Höhen- und Seitenleitwerk
Kommen wir zum Aufbau und zur Konstruktion des Modells: Die Styroporkerne des Höhenleitwerks sind beplankt mit 1,5-mm-Balsaholz, die Verklebung erfolgte mit 24-Stunden-Harz. Die Steckung besteht aus einem 40-mm-CFK-Rohr, das in einer CFK-Hülle geführt wird, die Länge der Steckung beträgt 1 m. Im Steckungsrohr befindet sich ein Verstärkungsrohr aus Strongal mit einer Länge von 70 cm. Die Ruderflächen sind in Hohlkehlen gelagert, als Scharnierachse dient ein 2-mm-Messingrohr. Für jedes Ruderblatt ist ein 25-kg-Servo vorgesehen.

Das Seitenleitwerk besteht aus einem Styro-por-Kern mit 1,5-mm-Balsabeplankung, analog dem Höhenleitwerk. Die Krafteinleitung in den Rumpf erfolgt hier über drei CFK-Holme, wobei zwei davon sich über die gesamte Höhe des Seitenleitwerks erstrecken und in den Rumpf eingearbeitet sind. Die Anlenkung erfolgt wieder über ein 25-kg-Servo mit 1-mm-Stahlseilen auf beiden Seiten des Ruders. Servoseitig gibt es eine GFK-Wippe, auf der Ruderseite sind doppelte GFK-Ruderhörner vorhanden. die durchgängig im Ruder verklebt sind.

Bau der Tragflächen
Die formgebenden Kerne sind aus Styropor in vier Segmenten geschnitten, wobei beim letzten Segment außen eine geometrische Schränkung von einem Grad eingearbeitet ist.
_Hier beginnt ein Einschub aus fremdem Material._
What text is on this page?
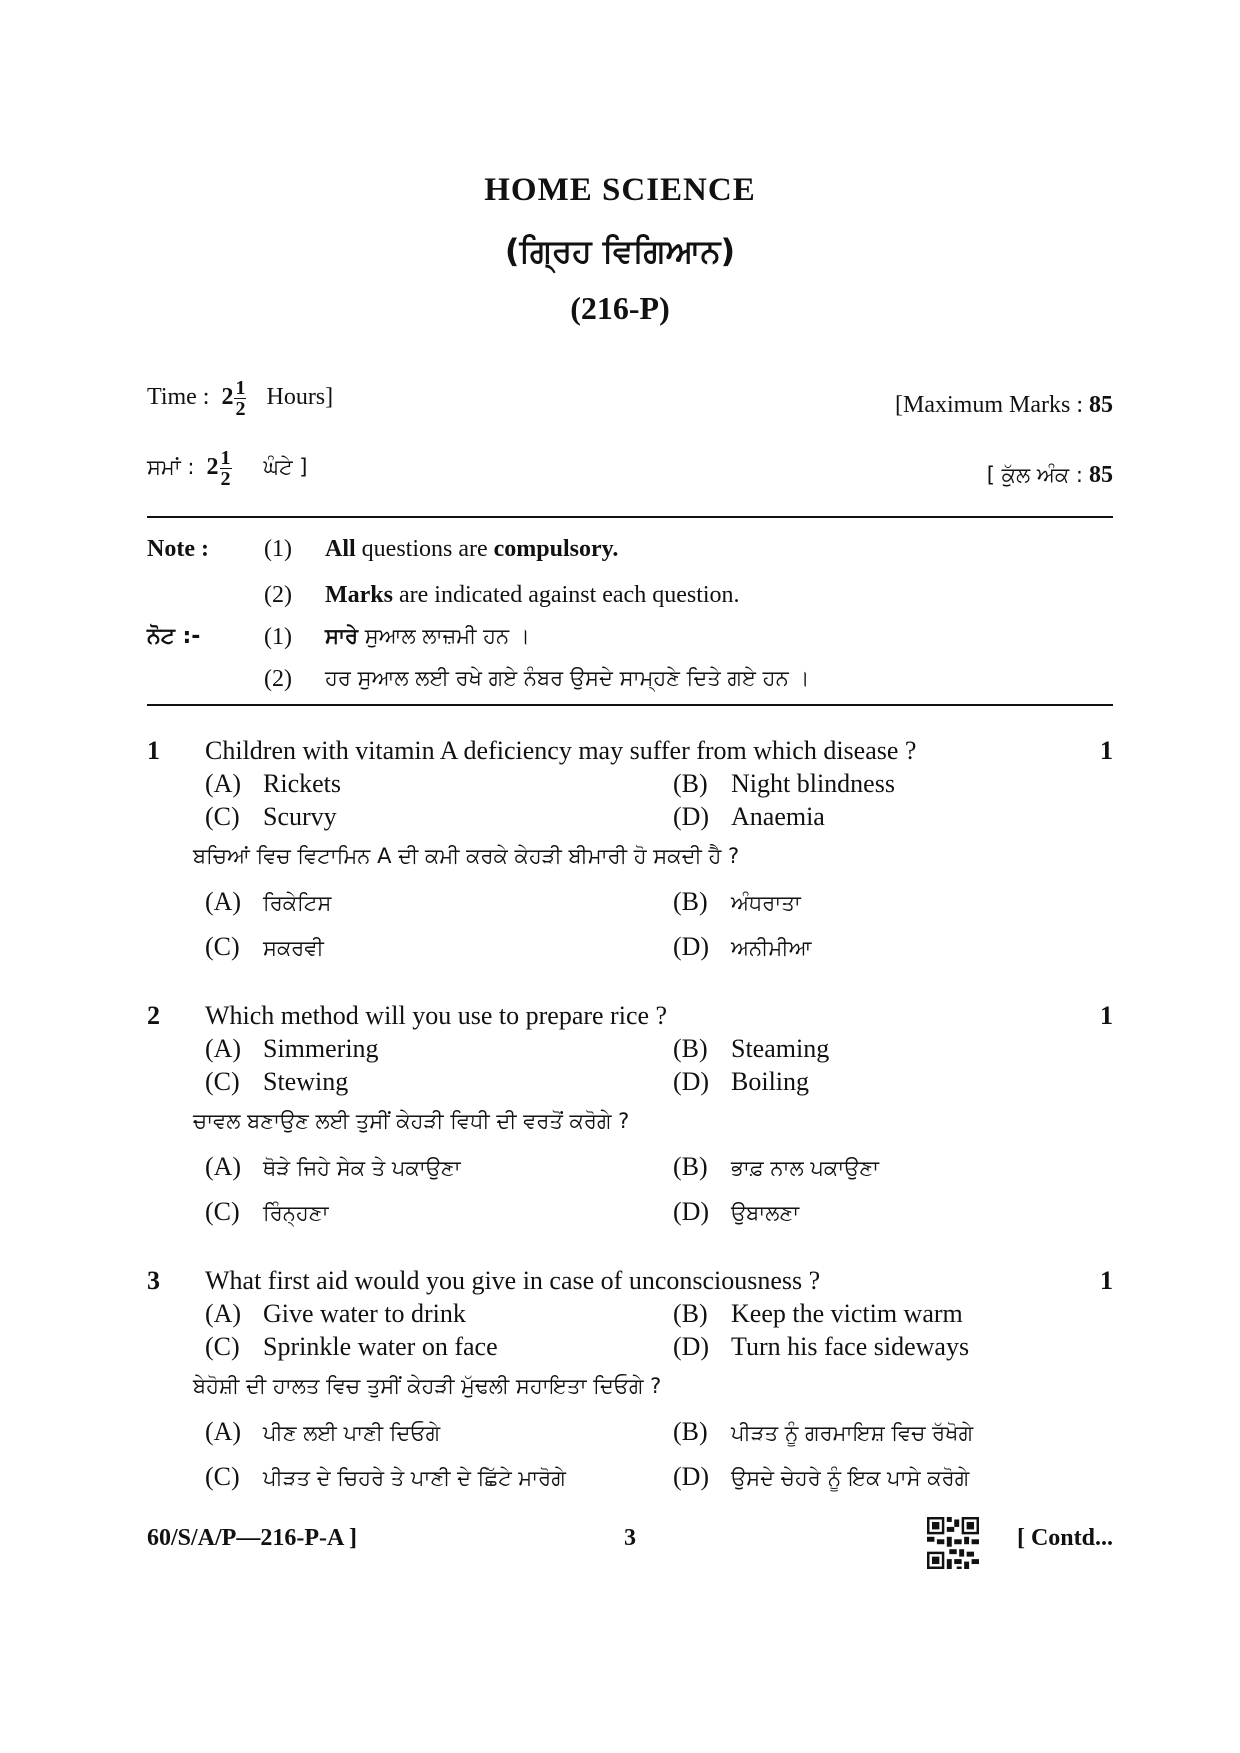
HOME SCIENCE
(ਗ੍ਰਿਹ ਵਿਗਿਆਨ)
(216-P)
Time : $2 \frac{1}{2}$ Hours]	[Maximum Marks : 85
ਸਮਾਂ : $2 \frac{1}{2}$ ਘੰਟੇ ]	[ ਕੁੱਲ ਅੰਕ : 85
Note : (1) All questions are compulsory.
(2) Marks are indicated against each question.
ਨੋਟ :-	(1) ਸਾਰੇ ਸੁਆਲ ਲਾਜ਼ਮੀ ਹਨ ।
(2) ਹਰ ਸੁਆਲ ਲਈ ਰਖੇ ਗਏ ਨੰਬਰ ਉਸਦੇ ਸਾਮ੍ਹਣੇ ਦਿਤੇ ਗਏ ਹਨ ।
1 Children with vitamin A deficiency may suffer from which disease ?	1
(A) Rickets	(B) Night blindness
(C) Scurvy	(D) Anaemia
ਬਚਿਆਂ ਵਿਚ ਵਿਟਾਮਿਨ A ਦੀ ਕਮੀ ਕਰਕੇ ਕੇਹੜੀ ਬੀਮਾਰੀ ਹੋ ਸਕਦੀ ਹੈ ?
(A) ਰਿਕੇਟਿਸ	(B) ਅੰਧਰਾਤਾ
(C) ਸਕਰਵੀ	(D) ਅਨੀਮੀਆ
2 Which method will you use to prepare rice ?	1
(A) Simmering	(B) Steaming
(C) Stewing	(D) Boiling
ਚਾਵਲ ਬਣਾਉਣ ਲਈ ਤੁਸੀਂ ਕੇਹੜੀ ਵਿਧੀ ਦੀ ਵਰਤੋਂ ਕਰੋਗੇ ?
(A) ਥੋੜੇ ਜਿਹੇ ਸੇਕ ਤੇ ਪਕਾਉਣਾ	(B) ਭਾਫ਼ ਨਾਲ ਪਕਾਉਣਾ
(C) ਰਿੰਨ੍ਹਣਾ	(D) ਉਬਾਲਣਾ
3 What first aid would you give in case of unconsciousness ?	1
(A) Give water to drink	(B) Keep the victim warm
(C) Sprinkle water on face	(D) Turn his face sideways
ਬੇਹੋਸ਼ੀ ਦੀ ਹਾਲਤ ਵਿਚ ਤੁਸੀਂ ਕੇਹੜੀ ਮੁੱਢਲੀ ਸਹਾਇਤਾ ਦਿਓਗੇ ?
(A) ਪੀਣ ਲਈ ਪਾਣੀ ਦਿਓਗੇ	(B) ਪੀੜਤ ਨੂੰ ਗਰਮਾਇਸ਼ ਵਿਚ ਰੱਖੋਗੇ
(C) ਪੀੜਤ ਦੇ ਚਿਹਰੇ ਤੇ ਪਾਣੀ ਦੇ ਛਿੱਟੇ ਮਾਰੋਗੇ	(D) ਉਸਦੇ ਚੇਹਰੇ ਨੂੰ ਇਕ ਪਾਸੇ ਕਰੋਗੇ
60/S/A/P—216-P-A ]	3	[ Contd...
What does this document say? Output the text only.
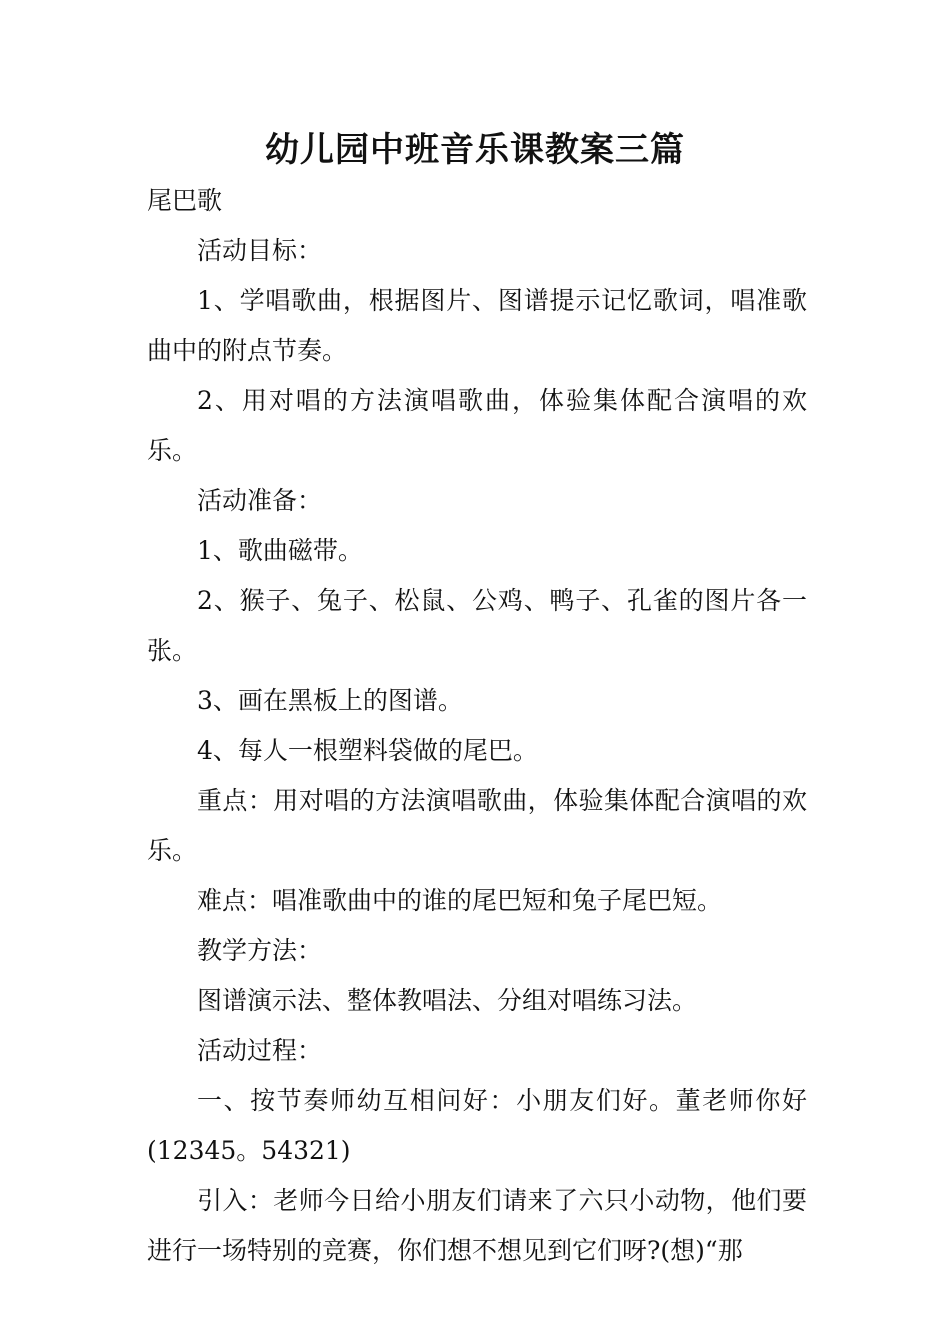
幼儿园中班音乐课教案三篇

尾巴歌

活动目标：

1、学唱歌曲，根据图片、图谱提示记忆歌词，唱准歌曲中的附点节奏。

2、用对唱的方法演唱歌曲，体验集体配合演唱的欢乐。

活动准备：

1、歌曲磁带。

2、猴子、兔子、松鼠、公鸡、鸭子、孔雀的图片各一张。

3、画在黑板上的图谱。

4、每人一根塑料袋做的尾巴。

重点：用对唱的方法演唱歌曲，体验集体配合演唱的欢乐。

难点：唱准歌曲中的谁的尾巴短和兔子尾巴短。

教学方法：

图谱演示法、整体教唱法、分组对唱练习法。

活动过程：

一、按节奏师幼互相问好：小朋友们好。董老师你好(12345。54321)

引入：老师今日给小朋友们请来了六只小动物，他们要进行一场特别的竞赛，你们想不想见到它们呀?(想)“那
Die Verbindung der Tragflächen erfolgt über vier Holz/CFK-Holme, die im Rumpf mit vier M8-Gewindeschrauben verschraubt werden. Der Aufbau der Holme sieht wie folgt aus: Einmal 4-mm-Sperrholz und dreimal 3-mm-Sperrholz, zwischen den Sperrhölzern wird jeweils eine Lage 190-g-Kohlegewebe verpresst. Die Höhe der Holme beträgt im Rumpfbereich 12,5 cm und im Außenbereich 10,5 cm (hinterer Holm: 9/7 cm). Die Länge der Holme beläuft sich auf 150 cm. Letztlich haben wir in dieses Laminat oben und unten eine 1 cm tiefe Nut gefräst, die mit Rovings auslaminiert ist. Anschließend wurde dieses Teil mit einem 160-g-CFK-Gewebe ummantelt und in einer Form gepresst.

Die Wurzelrippen, Stützrippen außen und die beiden Rippen, die die Motorgondel aufnehmen, wurden auf die Holme aufgefädelt und mit den Styrokernen verklebt. Im Bereich der Holme und der vier Rippen wurde GFKund CFK-Gewebe mit einer Breite von 10 cm zwischen Kerne und Beplankung gelegt. Oben und unten auslaufend bis zu den Randbögen kam undirektionales CFK-Gewebe. Querruder und Landeklappen sind mit Scale-Scharnieren aus 3-mm-Pertinax angeschlagen und haben jeweils zwei Servos mit 25-kg-Stellkraft mit verdeckter Anlenkung (3-mm-Gewindestande und Aluminium-Hüllrohr).

Die Motorgondeln...
... sind in GFK/CFK aus einer dafür hergestellten Form laminiert und haben keine tragende Funktion. Die Aufnahme für Motor/Fahrwerk und Gondel besteht aus 6-mm-Flugzeugsperrholz mit CFK-Beschichtung und wird mit den in den Flächen verklebten Spanten mit jeweils 24 M3-Schrauben fixiert.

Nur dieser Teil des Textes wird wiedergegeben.